The US still has a significant technological edge over China in advanced chip-making, regardless of China’s ambition to achieve self-reliance and to develop an entire domestic semiconductor supply chain, reflected in China’s 'Made in China 2025' plan.
Even if the exact consequences of the US-China tech war, especially of the recent US export controls, are, to some extent, still unclear, Bryan argues that the Chinese semiconductor industry will be forced to further focus on the development of older, low-end or 'trailing-edge' semiconductors. The October 2022 US export controls have successfully hit China’s choke-points in advanced chip-making, namely manufacturing equipment and know-how. Consequently, China is expected to step up its efforts in achieving self-reliance, but this will be costly and probably not feasible in the near future.
Apart from the negative consequences for the Chinese semiconductor industry, US firms are also affected and are estimated to lose revenue share.
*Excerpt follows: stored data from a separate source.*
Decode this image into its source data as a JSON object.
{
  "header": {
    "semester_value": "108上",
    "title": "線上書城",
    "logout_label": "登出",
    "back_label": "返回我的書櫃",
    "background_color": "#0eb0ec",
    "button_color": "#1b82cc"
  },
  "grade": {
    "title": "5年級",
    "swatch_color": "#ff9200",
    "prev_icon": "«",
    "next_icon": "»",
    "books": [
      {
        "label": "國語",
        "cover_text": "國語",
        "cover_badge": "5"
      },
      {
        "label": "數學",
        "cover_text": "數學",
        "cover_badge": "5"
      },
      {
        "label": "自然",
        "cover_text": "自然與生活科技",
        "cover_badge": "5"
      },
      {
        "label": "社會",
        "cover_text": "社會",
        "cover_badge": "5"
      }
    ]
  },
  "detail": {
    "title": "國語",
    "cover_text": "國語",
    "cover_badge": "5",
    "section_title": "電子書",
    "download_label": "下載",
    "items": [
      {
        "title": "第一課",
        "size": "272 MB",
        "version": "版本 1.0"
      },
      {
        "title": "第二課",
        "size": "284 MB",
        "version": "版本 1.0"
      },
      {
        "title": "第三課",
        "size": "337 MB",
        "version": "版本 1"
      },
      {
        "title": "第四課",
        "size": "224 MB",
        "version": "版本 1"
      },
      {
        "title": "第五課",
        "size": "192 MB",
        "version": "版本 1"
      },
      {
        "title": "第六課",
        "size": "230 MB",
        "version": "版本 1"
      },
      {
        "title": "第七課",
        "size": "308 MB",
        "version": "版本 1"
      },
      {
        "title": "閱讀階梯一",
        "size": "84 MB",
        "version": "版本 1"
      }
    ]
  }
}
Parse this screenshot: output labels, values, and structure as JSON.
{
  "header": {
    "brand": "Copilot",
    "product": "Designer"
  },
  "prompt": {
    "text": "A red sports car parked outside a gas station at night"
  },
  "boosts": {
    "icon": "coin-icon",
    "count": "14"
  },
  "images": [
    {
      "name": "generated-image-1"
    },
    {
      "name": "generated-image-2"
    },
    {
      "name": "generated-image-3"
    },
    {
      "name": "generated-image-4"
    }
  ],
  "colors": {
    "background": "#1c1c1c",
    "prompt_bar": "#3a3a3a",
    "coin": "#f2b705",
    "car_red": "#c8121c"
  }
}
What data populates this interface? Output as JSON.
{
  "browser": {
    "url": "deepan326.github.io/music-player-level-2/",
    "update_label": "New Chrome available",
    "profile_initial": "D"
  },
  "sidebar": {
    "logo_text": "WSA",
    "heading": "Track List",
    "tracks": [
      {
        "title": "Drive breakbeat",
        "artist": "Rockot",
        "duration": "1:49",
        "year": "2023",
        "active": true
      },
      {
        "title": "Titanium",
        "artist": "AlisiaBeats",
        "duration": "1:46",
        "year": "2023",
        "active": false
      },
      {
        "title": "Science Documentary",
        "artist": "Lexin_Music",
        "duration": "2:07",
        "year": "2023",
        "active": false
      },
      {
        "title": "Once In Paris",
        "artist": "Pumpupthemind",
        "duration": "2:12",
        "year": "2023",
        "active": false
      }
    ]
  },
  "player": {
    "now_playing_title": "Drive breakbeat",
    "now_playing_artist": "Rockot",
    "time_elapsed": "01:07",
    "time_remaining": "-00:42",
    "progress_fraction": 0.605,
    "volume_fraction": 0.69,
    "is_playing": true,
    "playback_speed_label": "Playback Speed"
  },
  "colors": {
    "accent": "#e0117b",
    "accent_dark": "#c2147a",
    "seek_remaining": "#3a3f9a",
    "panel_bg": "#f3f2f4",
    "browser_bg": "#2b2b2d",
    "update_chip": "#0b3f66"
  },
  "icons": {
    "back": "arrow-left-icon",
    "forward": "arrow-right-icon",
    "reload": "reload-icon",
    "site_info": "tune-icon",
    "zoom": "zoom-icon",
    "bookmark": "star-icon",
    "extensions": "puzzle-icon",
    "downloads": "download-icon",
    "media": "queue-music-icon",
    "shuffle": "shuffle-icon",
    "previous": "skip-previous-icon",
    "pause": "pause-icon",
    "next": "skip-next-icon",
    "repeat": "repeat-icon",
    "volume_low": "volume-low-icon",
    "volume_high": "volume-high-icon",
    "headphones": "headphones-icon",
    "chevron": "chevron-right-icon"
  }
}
Finally, recent US export controls have hit Taiwan Semiconductor Manufacturing Company's (TSMC) business with China. At the same time, Bryan suggests that TSMC is expected to capture more market share and widen the technological gap with its Chinese competitors. In applying the GPN 2.0. framework in his analysis, Bryan argues that onshoring advanced chip-making to the US is not as effective as it seems.